Comédienne de formation, Nil Dinç a co-fondé en 2006 GONGLE et mis en place l’ensemble des projets du groupe. En 2013, elle organise des rencontres européennes Art-Sport et Art-Politique et suit le master d’expérimentation en arts & politiques de Sciences-Po Paris, sous la direction pédagogique de Bruno Latour. La formation lui permet d’approfondir sa démarche de création contextualisée et documentaire impliquant entre autres sportifs, chercheurs, artistes et urbanistes, sur des questions de micropolitique, d’appropriation de l’espace public mais aussi d’analyses sociologiques et géopolitiques. Sa démarche prend corps à travers des créations théâtrales et radiophoniques, de jeux, d’écriture de chansons, de débats et autres performances. L’ensemble de ses expériences nourrit des créations théâtrales, écrites collectivement, sur la base de l’oralité : GONLEG Footbol Turquie-France (Parc Bulusmalari, Istanbul, Berthelot), GONLEG Footbol Allemagne-France (Kunstraum Kreuzberg Bethanien, CENTQUATRE-PARIS), Le champ des tribuns (Nouveau Théâtre de Montreuil, Carreau du temple), La Cosmologie du Cochonnet (printemps des rues, festival des jonglages)

Patrick Mignon

Patrick Mignon, né en 1950, est sociologue, retraité qui continue une activité de recherche. Il a été responsable du laboratoire de sociologie de l’INSEP (Institut National des Sports et de l’Éducation Physique) depuis 1998 à 2015. Auparavant, il a été enseignant dans le second degré, animateur, formateur pour adultes avant de devenir chercheur en sociologie. Ses domaines de recherche ont concerné, et concernent toujours : la musique populaire contemporaine ; le supportérisme en football ; la drogue ; la socio-démographie des pratiques sportives ; la sociologie de la performance et du spectacle sportif.

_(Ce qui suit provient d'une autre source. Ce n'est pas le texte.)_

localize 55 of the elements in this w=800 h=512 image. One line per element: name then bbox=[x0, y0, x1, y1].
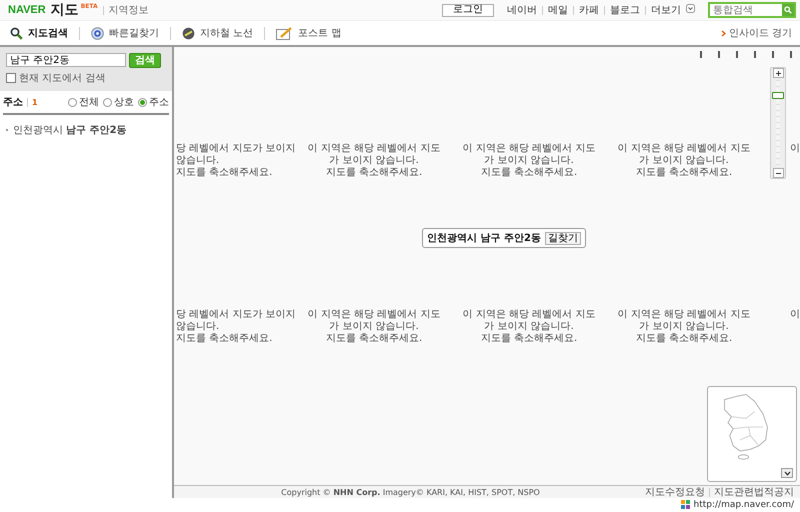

Il a donné sur ces questions des cours ou animé des séminaires à Sciences Po, à l’École des Hautes Études en Sciences Sociales et à l’INSEP. C’est à cette occasion qu’il a croisé la route du groupe d’artistes et de chercheurs GONGLE.

Pierre Philippe-Meden

Maître de conférences en Cirque (histoire et esthétique) au département Théâtre et Cinéma de l’Université Paul-Valéry Montpellier 3, membre de l’unité de recherche « Représenter, inventer la réalité du romantisme à l’aube du XXIe siècle » (RiRRa21 EA4209), Pierre Philippe-Meden est docteur de l’université Paris 8 en esthétique, sciences et technologies des arts, spécialité : théâtre et danse, ancien enseignant-chercheur en sciences et techniques des activités physiques et sportives (STAPS), il a enseigné l’histoire du corps, de l’éducation physique, du sport et de la santé à l’université d’Artois, à l’université Lyon 1 Claude-Bernard et à l’École des métiers du sports de Cergy. Ses travaux de recherche portent sur l’histoire du corps de cirque, ses techniques, esthétiques, sensibilités et représentations. Il est porteur de projets de recherche à la Maison des sciences de l’homme Paris Nord (USR3258 CNRS UP8 USPN), membre du collège du Collectif des chercheur·e·s en cirque (CCCirque) et président de la Société française d’ethnoscénologie (https://www.sofeth.com). Publications récentes : « Le geste théâtral en EPS. Histoire, discours, enjeux » [avec P. Liotard], Revue d’histoire du Théâtre, n°287, 2020, p. 121-138 ; « Entrée du cirque dans la formation des enseignants et enseignantes en éducation physique et sportive en France : une approche historique (1983-2019) », dans P. Goudard et D. Barrault (dir.), Médecine du cirque, Montpellier, Sauramps Médical, 2020, p. 389-397.